Optional modules for an input script are:

Sampler: define which structure to be processed by Generator
Collector: create a pool of structures based on Generator
Postprocessor: postprocess of generated structures from Generator before evaluation by Evaluator
Acquisitor: select which structures should be evaluated

Optional submodules for an input script are:

Model: machine learning models such as neural network, gaussian process model.
- It could be used as inputs for Acquisitor and Postprocessor
- It is normally attached to an Database to get/update training data
- Training is triggered after Evaluator and before the update of Database via the model.training_observer in a model.
- By default, the model uses all structures in the database for training.

Command line tool

agox-analysis -d FOLDER_NAME -fr -p -c -s -hg: generate batch analysis data without plotting

Generator

c1 = 0.75: lower limit on bond lengths
c1 = 1.25: upper limit on bond lengths
If a generator has troubles in generating valid candidates within some trials, an empty list will be returned

RandomGenerator

may_nucleate_at_several_places = False: not placing atoms everywhere in the search box

RattleGenerator

n_rattle = 3: rattle probability is n_rattle / n_non_template_all_atoms
at least, one atom will be rattled

SymmetryRattleGenerator

Point-Group Theory Tables
n_rattle = 3: rattle probability is n_rattle / n_non_template_equivalent_atoms
Once most structures in the sampler have reached C1, the search gets easily stagnated. Possible solutions are
Running more independent runs with shorter iterations would be helpful
Decrease lose_symmetry probability can also help
Force to replace some structures in the sampler with SymmetryGenerator may help

ComplementaryEnergyGenerator

The feature vector is based on the local density of element Z around the central atom i

$$ \begin{array}{ccc} \rho _ i^Z(\lambda) = & \sum_{j \neq i, Z_j=Z} \dfrac{1}{\lambda}\text{exp}(-r_{ij}/\lambda) f_c(r_{ij}) \\ \\ f_c(r) = & \begin{cases} \dfrac{1}{2} \text{cos} (\pi \dfrac{r}{r_c}) + \dfrac{1}{2}, & r \le r_c \\ 0, & r > r_c \end{cases} \end{array} $$

where $\lambda$ is a hyperparameter and can have multiple values like 0.5Å, 1Å, 1.5Å, ...

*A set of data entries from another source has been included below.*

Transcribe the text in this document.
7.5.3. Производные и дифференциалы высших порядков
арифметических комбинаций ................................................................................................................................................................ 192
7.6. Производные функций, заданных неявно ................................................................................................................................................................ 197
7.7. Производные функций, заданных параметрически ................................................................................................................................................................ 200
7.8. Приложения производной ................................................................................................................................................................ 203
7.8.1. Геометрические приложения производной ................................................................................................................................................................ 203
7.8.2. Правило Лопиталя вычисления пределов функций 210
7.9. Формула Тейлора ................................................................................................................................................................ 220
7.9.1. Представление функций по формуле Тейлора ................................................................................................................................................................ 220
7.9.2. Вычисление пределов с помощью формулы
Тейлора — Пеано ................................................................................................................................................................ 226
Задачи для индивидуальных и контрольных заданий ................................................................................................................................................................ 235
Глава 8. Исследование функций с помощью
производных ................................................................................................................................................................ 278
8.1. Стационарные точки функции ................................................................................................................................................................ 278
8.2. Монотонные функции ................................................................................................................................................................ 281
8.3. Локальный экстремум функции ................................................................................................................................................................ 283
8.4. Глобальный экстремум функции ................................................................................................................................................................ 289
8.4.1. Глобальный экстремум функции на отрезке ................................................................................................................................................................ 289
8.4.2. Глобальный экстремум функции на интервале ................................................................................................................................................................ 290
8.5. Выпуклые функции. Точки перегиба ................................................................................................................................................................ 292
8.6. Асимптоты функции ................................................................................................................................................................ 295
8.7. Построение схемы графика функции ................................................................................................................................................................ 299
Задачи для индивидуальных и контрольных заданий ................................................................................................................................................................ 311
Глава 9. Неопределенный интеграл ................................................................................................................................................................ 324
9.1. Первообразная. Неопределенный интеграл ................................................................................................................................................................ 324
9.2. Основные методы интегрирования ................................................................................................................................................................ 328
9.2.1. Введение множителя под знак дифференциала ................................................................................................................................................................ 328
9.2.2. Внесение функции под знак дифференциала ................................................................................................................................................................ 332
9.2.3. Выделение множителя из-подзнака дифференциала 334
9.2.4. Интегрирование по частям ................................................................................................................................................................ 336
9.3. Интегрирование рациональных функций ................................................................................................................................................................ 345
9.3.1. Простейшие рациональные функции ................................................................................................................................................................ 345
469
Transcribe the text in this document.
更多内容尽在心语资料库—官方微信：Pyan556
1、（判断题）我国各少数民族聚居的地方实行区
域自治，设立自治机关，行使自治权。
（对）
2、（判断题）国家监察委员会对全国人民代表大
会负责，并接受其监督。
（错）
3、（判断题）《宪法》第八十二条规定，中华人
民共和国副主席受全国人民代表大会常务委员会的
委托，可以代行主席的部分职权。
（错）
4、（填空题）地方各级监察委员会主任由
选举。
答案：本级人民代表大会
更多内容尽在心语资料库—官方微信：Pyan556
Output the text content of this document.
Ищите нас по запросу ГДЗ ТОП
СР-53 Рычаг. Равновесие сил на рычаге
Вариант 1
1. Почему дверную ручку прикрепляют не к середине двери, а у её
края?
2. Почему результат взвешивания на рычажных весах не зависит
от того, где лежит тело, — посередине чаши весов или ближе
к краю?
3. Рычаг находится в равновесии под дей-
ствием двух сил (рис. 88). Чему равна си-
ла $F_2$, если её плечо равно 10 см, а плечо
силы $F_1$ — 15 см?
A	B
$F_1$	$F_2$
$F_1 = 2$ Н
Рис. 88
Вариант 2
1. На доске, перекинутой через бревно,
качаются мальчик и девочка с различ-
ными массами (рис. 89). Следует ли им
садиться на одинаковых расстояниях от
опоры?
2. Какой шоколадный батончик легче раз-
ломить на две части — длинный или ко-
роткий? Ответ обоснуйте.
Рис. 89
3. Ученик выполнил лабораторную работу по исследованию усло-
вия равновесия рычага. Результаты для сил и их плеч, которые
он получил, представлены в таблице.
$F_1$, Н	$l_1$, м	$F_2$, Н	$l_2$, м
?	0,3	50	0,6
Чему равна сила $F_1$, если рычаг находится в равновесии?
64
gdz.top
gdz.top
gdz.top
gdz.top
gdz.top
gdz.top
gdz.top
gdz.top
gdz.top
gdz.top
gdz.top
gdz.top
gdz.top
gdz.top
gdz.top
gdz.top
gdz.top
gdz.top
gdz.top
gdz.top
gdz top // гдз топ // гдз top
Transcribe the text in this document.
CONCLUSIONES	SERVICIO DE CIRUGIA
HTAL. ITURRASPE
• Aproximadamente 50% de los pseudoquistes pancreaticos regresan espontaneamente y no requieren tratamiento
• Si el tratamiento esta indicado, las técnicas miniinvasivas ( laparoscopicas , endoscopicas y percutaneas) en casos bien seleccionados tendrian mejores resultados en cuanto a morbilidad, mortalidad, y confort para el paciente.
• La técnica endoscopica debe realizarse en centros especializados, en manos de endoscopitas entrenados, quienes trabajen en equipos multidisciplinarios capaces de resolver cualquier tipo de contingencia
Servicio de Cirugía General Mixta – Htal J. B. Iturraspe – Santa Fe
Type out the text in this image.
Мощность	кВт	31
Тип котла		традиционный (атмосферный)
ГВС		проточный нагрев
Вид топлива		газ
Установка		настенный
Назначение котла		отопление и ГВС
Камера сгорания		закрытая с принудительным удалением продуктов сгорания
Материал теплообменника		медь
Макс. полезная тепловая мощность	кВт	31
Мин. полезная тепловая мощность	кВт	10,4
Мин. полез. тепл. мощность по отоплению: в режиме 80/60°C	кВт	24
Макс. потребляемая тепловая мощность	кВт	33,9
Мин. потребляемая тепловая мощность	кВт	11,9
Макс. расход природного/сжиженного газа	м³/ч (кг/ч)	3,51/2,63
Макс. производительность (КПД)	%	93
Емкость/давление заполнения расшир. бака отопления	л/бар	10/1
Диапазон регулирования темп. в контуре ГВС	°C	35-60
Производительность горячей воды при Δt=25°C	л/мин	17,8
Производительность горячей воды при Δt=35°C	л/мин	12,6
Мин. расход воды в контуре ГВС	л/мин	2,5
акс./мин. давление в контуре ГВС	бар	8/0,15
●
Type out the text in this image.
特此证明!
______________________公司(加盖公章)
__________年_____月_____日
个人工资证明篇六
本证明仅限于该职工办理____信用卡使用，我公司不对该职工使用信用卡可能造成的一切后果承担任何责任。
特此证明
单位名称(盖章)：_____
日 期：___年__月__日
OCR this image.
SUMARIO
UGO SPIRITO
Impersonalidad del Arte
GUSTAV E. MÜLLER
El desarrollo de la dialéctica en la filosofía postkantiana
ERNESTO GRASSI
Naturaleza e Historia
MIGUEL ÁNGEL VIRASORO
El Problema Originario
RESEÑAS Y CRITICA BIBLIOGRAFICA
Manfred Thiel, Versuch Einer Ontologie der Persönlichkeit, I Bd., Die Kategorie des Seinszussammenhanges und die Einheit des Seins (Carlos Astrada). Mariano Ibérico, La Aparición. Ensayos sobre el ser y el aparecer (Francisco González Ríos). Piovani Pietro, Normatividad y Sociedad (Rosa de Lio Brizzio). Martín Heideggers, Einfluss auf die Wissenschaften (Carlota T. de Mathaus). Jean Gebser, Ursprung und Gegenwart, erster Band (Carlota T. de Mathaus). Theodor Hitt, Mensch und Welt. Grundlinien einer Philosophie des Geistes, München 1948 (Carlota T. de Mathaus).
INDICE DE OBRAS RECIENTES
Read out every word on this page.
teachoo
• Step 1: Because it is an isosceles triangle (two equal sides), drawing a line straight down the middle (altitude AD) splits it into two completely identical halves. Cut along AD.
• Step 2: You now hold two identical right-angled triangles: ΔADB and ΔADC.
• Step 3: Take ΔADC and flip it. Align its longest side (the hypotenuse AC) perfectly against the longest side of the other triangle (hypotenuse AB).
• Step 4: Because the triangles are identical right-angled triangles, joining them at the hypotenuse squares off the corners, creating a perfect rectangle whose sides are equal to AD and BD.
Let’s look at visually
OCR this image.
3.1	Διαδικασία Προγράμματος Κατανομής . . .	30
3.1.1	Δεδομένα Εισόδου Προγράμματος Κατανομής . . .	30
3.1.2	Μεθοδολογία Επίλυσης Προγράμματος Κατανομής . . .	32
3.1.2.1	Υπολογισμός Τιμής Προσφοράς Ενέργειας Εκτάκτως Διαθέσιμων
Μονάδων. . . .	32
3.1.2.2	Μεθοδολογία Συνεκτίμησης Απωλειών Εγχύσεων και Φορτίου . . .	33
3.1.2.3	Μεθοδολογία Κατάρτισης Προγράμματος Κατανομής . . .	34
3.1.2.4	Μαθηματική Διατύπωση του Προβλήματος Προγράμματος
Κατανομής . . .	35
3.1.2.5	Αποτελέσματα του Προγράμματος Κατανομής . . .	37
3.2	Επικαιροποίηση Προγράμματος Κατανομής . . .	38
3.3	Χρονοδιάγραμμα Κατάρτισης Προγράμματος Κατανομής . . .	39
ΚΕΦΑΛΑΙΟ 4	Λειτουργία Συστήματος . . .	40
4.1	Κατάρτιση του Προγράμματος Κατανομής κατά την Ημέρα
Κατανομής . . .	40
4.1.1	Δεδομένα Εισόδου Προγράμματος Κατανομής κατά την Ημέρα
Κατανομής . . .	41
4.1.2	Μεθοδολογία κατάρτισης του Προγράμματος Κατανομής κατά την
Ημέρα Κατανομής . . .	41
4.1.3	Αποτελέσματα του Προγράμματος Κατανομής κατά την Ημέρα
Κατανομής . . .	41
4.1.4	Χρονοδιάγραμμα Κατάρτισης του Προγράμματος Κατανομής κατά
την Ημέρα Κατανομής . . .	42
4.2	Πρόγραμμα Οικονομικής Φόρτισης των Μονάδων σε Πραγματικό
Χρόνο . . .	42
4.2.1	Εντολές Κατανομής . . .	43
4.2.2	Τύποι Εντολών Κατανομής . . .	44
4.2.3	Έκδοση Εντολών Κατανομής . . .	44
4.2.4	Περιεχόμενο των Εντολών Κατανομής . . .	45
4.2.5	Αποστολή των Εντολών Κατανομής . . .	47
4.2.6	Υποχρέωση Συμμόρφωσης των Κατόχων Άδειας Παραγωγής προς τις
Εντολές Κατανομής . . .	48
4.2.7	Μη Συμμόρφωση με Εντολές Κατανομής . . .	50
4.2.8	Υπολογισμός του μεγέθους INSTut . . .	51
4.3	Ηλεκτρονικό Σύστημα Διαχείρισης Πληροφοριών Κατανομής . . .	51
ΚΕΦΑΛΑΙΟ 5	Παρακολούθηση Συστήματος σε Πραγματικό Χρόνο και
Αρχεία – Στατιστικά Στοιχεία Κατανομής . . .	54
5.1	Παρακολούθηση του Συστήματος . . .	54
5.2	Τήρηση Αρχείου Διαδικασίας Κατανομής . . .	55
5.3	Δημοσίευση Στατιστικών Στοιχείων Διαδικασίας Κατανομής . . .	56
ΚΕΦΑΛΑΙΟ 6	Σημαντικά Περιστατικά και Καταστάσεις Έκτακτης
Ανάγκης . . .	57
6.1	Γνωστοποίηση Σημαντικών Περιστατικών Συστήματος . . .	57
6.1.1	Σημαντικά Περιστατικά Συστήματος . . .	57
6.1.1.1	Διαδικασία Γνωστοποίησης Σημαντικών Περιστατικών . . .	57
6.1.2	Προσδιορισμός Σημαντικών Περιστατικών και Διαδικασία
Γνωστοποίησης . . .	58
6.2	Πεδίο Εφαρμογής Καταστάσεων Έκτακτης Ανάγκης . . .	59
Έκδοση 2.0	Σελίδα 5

Taking a silicate (Mg$_2$SiO$_4$)$_x$ system as an example, the whole feature vector is sorted by atomic numbers and is constructed as $$ \textbf{f}_i = [ \underbrace{\rho _ i^O(\lambda_1), \rho _ i^O(\lambda_2), \dots, \rho _ i^O(\lambda_n)} _ \text{Oxygen neighbors}, \underbrace{\rho _ i^{Mg}(\lambda_1), \rho _ i^{Mg}(\lambda_2), \dots, \rho _ i^{Mg}(\lambda_n)} _ \text{Magnesium neighbors}, \underbrace{\rho _ i^{Si}(\lambda_1), \rho _ i^{Si}(\lambda_2), \dots, \rho _ i^{Si}(\lambda_n)} _ \text{Silicon neighbors}, \underbrace{Z_i} _ \text{Atomic number}] $$

In practice, if the feature_matrix has a shape of (n_atoms, n_species, n_lambs), it can be flatten as feature_matrix.reshape(n_atoms, -1). For example, if there are 3 species and 5 lambdas, the feature matrix of one atom [O(1) means $\rho^O(\lambda_1)$]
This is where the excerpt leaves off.